明明都是為了她好,怎么還反過來倒打一耙?
真是有點兒不識好歹了。
姜愿并不會刻意難為她,畢竟是一起長大的。
有些事做與不做,全憑自己良心。
幾分鐘后。
兩人一前一后到達學校門口。
權知逸看見她們出來很意外,距離約定時間還有十分鐘。
他連忙下車,幾步跑過去,臉上帶著欣喜,“你們怎么這么早就出來了?”
“是我提出早點兒出發的,不能讓你等我們太久。”余姚茵臉上帶著幾分邀功。
權知逸聽到了,沒有任何表態。
姜愿也只是笑了笑,總感覺此時的姚茵,有點兒像跳梁小丑。
權知逸在這一刻是激動的,卻又不想讓姜愿看出來,極力做好掩飾。
他的視線落在她身上,抱有希望的問,“你們誰暈車?可以坐在前面。”
“我暈車,我坐在前面。”余姚茵搶答的很快。
權知逸微不可察的皺了皺眉,這個結果不是他想要的。
姜愿卻很贊同,“我不暈車,我坐后面就可以。
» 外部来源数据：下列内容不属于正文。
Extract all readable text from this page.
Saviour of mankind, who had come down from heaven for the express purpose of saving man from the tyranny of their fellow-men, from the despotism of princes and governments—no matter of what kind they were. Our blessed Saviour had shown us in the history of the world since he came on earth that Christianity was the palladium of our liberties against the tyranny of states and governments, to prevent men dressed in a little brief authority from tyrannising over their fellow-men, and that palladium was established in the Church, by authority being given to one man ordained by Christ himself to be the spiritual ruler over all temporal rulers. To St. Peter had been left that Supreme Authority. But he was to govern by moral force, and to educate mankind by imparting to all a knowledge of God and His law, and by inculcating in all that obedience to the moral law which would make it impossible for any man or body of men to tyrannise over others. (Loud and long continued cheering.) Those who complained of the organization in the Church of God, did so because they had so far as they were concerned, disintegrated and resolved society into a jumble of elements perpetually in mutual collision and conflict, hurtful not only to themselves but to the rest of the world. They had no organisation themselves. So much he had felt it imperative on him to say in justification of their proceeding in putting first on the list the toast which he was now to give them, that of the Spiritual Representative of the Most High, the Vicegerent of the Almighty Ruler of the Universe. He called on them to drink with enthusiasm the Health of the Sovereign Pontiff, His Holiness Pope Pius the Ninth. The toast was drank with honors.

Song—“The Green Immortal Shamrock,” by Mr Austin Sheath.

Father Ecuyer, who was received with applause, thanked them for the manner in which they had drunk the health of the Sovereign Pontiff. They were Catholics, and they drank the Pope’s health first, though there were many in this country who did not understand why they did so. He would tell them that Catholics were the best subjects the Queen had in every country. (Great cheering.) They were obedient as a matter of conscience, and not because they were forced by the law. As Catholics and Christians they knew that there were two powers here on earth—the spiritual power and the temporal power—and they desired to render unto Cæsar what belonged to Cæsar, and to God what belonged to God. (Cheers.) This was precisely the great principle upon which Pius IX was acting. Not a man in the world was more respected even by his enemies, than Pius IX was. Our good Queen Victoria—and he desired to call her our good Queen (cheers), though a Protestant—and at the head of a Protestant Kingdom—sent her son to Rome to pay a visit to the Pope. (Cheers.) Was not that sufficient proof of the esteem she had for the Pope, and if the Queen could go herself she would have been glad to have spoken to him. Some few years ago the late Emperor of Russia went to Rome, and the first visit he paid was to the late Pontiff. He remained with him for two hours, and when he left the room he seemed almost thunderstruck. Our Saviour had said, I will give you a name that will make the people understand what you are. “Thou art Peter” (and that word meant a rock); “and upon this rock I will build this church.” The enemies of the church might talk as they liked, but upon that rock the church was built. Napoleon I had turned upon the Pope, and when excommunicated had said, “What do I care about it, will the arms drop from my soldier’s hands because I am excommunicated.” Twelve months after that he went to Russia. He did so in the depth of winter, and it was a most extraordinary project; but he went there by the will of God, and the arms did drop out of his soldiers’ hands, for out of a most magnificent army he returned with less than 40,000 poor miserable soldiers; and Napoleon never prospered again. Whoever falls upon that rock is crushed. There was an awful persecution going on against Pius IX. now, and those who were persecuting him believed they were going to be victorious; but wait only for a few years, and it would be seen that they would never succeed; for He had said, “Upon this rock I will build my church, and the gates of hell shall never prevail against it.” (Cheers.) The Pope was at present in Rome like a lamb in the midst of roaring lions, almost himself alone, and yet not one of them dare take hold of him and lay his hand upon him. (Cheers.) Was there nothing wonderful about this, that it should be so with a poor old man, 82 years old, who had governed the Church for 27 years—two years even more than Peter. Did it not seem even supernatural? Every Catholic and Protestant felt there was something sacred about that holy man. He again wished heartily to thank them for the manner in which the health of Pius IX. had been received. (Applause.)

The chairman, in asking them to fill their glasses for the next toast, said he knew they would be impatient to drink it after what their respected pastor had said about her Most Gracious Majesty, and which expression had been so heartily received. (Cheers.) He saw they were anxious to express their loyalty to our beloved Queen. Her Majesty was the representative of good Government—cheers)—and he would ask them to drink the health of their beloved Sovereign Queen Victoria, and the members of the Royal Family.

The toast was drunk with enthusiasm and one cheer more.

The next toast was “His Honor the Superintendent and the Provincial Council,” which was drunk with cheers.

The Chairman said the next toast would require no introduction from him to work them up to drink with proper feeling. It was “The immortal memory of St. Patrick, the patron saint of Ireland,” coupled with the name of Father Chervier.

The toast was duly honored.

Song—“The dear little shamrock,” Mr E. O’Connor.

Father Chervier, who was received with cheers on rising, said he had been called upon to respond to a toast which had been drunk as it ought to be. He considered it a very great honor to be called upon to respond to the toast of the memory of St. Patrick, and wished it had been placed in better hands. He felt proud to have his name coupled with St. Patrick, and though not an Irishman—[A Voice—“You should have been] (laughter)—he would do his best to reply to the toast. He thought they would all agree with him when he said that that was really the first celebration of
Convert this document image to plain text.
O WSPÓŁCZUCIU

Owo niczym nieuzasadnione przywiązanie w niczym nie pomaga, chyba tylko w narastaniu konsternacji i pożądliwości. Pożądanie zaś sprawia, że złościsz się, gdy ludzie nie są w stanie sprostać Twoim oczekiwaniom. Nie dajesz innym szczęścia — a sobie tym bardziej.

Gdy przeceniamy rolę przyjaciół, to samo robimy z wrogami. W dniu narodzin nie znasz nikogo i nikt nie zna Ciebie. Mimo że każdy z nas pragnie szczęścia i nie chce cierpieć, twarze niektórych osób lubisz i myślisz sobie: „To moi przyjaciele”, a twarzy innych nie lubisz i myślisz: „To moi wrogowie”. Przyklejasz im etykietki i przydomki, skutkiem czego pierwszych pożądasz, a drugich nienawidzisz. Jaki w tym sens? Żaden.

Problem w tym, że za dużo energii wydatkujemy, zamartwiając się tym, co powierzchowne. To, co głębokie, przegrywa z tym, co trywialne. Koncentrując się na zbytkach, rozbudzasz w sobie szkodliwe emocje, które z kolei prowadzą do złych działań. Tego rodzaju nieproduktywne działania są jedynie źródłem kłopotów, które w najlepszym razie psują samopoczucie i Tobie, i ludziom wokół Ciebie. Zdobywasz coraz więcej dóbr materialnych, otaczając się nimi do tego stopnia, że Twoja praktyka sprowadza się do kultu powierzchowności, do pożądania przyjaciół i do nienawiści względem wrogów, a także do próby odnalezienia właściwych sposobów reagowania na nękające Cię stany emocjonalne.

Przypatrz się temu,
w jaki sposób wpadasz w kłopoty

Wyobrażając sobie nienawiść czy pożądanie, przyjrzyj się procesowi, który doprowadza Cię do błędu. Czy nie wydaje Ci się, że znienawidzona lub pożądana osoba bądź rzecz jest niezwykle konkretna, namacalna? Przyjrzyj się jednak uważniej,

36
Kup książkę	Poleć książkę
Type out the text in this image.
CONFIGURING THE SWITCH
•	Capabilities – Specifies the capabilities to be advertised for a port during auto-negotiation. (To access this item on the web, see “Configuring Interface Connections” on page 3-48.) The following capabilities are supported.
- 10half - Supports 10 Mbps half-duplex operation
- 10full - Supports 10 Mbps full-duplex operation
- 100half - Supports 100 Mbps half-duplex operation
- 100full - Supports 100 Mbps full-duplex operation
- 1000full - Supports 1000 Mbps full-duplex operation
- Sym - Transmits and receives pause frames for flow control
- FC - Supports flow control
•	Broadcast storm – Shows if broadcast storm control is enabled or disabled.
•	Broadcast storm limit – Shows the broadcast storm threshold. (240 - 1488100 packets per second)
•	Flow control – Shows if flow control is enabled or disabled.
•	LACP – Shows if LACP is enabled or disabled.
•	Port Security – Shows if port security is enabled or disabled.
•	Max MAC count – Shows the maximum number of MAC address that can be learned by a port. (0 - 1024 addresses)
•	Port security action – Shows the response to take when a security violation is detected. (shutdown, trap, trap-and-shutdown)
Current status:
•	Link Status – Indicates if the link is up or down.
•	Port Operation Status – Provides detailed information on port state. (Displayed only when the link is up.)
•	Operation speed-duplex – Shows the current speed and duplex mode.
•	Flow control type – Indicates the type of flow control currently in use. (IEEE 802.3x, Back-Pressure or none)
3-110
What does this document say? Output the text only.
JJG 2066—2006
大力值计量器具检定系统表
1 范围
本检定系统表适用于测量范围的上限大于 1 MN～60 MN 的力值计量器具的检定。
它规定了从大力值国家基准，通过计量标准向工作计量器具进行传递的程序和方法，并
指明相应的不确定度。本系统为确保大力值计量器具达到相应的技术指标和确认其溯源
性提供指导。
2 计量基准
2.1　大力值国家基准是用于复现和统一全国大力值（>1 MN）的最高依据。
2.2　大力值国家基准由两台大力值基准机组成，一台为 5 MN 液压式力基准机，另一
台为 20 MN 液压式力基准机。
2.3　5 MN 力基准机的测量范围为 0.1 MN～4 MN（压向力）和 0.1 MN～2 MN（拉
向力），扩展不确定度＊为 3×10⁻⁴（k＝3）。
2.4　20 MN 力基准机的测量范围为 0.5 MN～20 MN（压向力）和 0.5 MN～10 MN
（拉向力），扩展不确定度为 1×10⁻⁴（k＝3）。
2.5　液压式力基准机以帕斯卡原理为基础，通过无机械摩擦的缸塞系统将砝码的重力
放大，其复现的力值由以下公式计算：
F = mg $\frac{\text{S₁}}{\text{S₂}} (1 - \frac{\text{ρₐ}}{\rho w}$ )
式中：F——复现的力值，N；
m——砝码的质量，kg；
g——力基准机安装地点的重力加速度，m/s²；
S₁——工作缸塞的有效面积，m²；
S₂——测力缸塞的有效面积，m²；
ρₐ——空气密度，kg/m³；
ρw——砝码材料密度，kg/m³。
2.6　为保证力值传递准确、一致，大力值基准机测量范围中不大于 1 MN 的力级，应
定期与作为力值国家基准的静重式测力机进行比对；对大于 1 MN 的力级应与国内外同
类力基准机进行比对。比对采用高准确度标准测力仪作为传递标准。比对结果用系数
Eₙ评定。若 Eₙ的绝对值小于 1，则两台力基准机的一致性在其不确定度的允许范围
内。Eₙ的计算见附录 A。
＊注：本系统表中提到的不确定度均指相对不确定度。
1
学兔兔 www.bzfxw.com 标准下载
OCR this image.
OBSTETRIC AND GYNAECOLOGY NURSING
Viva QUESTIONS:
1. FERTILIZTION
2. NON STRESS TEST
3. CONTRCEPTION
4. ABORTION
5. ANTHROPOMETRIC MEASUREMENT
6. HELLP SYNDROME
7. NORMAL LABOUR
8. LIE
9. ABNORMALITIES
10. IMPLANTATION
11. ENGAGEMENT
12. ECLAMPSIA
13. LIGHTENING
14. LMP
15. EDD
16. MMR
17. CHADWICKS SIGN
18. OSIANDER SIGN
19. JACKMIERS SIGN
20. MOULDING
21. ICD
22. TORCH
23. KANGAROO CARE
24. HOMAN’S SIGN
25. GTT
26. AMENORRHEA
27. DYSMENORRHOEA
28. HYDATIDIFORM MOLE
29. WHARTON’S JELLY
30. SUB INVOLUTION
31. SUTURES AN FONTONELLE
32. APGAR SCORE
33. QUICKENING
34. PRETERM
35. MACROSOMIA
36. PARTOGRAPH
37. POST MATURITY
”
就這樣,三人分別上了車。
只不過,后車門是權知逸開的,姜愿跟他道了聲謝。
余姚茵暗中咬碎了后槽牙,顯眼電燈泡,為什么要跟著來!
還是個土包子,被老男人養著的膚淺女人,不知在床上要如何奉承老男人呢!
想想都惡心。
據說有錢男人玩得都很花,尤其是老男人。
脖套腳銬皮鞭都是小兒科,甚至還很變態。
想到這里,余姚茵心中一陣快感。
她故意問,“愿愿,你怎么不叫上你未婚夫?人多才熱鬧呢。”
權知逸剛要發動汽車引擎,手指一僵,很快恢復如常,仔細聽著她們對話。